With letsencrypt-tomcat most of the work has been done, allowing for rather easy reuse. However, for each project, there still is some bootstrapping to be done. A 3rd party solution such as this can never compete with built-in support for Let’s Encrypt as offered by other products. On the other hand there now is a reliable solution that can run on all kinds of Tomcats be it standalone or embedded, even with Spring Boot.

Future work

That’s all for now. As always, there some work is still to be done for the curios reader.
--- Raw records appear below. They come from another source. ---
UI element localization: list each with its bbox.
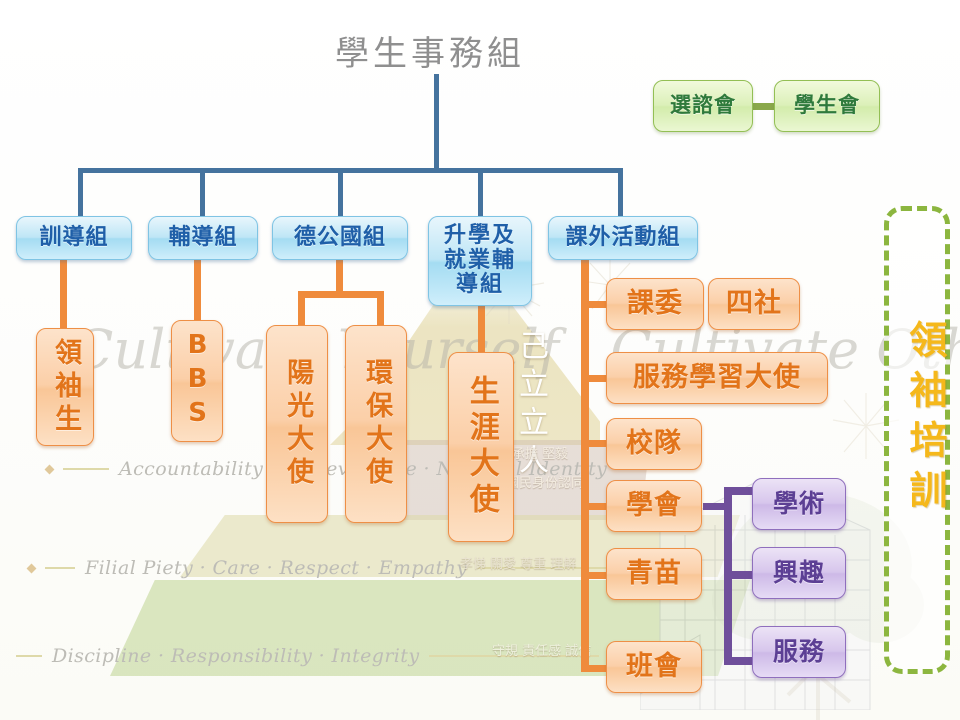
watermark-diamond-icon-2	[27, 563, 37, 573]
node-class-association[interactable]: 班會	[606, 641, 702, 693]
page-title: 學生事務組	[0, 26, 860, 75]
connector-dept-drop-3	[338, 168, 343, 216]
watermark-rule-1	[63, 468, 109, 470]
connector-moral-drop-right	[377, 291, 384, 325]
node-four-houses[interactable]: 四社	[708, 278, 800, 330]
connector-election-to-union	[750, 103, 776, 110]
connector-career-to-ambassador	[478, 305, 485, 353]
connector-dept-drop-4	[478, 168, 483, 216]
connector-discipline-to-prefect	[60, 260, 67, 330]
node-academic[interactable]: 學術	[752, 478, 846, 530]
connector-moral-bus	[298, 291, 384, 298]
connector-root-bus	[78, 168, 623, 173]
leadership-training-label: 領袖培訓	[898, 320, 953, 570]
node-curriculum-committee[interactable]: 課委	[606, 278, 704, 330]
node-service[interactable]: 服務	[752, 626, 846, 678]
node-dept-moral-civic-national[interactable]: 德公國組	[272, 216, 408, 260]
node-label-line-3: 導組	[456, 273, 504, 298]
watermark-chinese-small-3: 孝悌 關愛 尊重 理解	[460, 553, 576, 572]
watermark-chinese-small-1: 承擔 堅毅	[512, 443, 568, 462]
watermark-text-2: Filial Piety · Care · Respect · Empathy	[85, 557, 467, 579]
watermark-text-3: Discipline · Responsibility · Integrity	[52, 645, 419, 667]
connector-guidance-to-bbs	[194, 260, 201, 322]
connector-purple-branch-service	[724, 657, 754, 665]
connector-purple-branch-interest	[724, 571, 754, 579]
node-prefect[interactable]: 領袖生	[36, 328, 94, 446]
connector-moral-drop-left	[298, 291, 305, 325]
connector-extracurricular-spine	[581, 260, 589, 672]
node-green-ambassador[interactable]: 環保大使	[345, 325, 407, 523]
node-school-team[interactable]: 校隊	[606, 418, 702, 470]
watermark-rule-3	[16, 655, 42, 657]
node-green-seedling[interactable]: 青苗	[606, 548, 702, 600]
org-chart-canvas: Cultivate Yourself · Cultivate Others Ac…	[0, 0, 960, 720]
connector-dept-drop-2	[200, 168, 205, 216]
watermark-rule-2	[45, 567, 75, 569]
node-service-learning-ambassador[interactable]: 服務學習大使	[606, 352, 828, 404]
node-election-committee[interactable]: 選諮會	[653, 80, 753, 132]
connector-purple-branch-academic	[724, 487, 754, 495]
node-dept-discipline[interactable]: 訓導組	[16, 216, 132, 260]
connector-dept-drop-5	[618, 168, 623, 216]
node-dept-extracurricular[interactable]: 課外活動組	[548, 216, 698, 260]
watermark-chinese-large: 己立立人	[508, 330, 552, 490]
node-label-line-2: 就業輔	[444, 249, 516, 274]
node-career-ambassador[interactable]: 生涯大使	[448, 352, 514, 542]
node-bbs[interactable]: BBS	[171, 320, 223, 442]
node-sunshine-ambassador[interactable]: 陽光大使	[266, 325, 328, 523]
connector-root-stem	[434, 74, 439, 172]
node-society[interactable]: 學會	[606, 480, 702, 532]
node-dept-further-study-career[interactable]: 升學及 就業輔 導組	[428, 216, 532, 306]
node-label-line-1: 升學及	[444, 224, 516, 249]
node-interest[interactable]: 興趣	[752, 547, 846, 599]
watermark-diamond-icon-1	[45, 464, 55, 474]
node-dept-guidance[interactable]: 輔導組	[148, 216, 258, 260]
watermark-chinese-small-4: 守規 責任感 誠信	[492, 640, 591, 659]
node-student-union[interactable]: 學生會	[774, 80, 880, 132]
connector-dept-drop-1	[78, 168, 83, 216]
watermark-chinese-small-2: 國民身份認同	[506, 472, 584, 491]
Getting letsencrypt-tomcat to work wit Let’s Encrypt’s TLS-ALPN-01 challenge would be useful to get rid of the HTTP port. It generally is supported by Dehydrated but might be challengin to realize using Tomcat.

One issue with relying on a custom Dockerfile for creating the artifact is that it does not work intuitively with Cloud Native Build Packs. Spring Boot 2.3 comes with built-in support for building OCI images without Dockerfile. How can we integrate this with letsencrypt-tomcat? It should be possible to just add another layer, and adapt the entrypoint.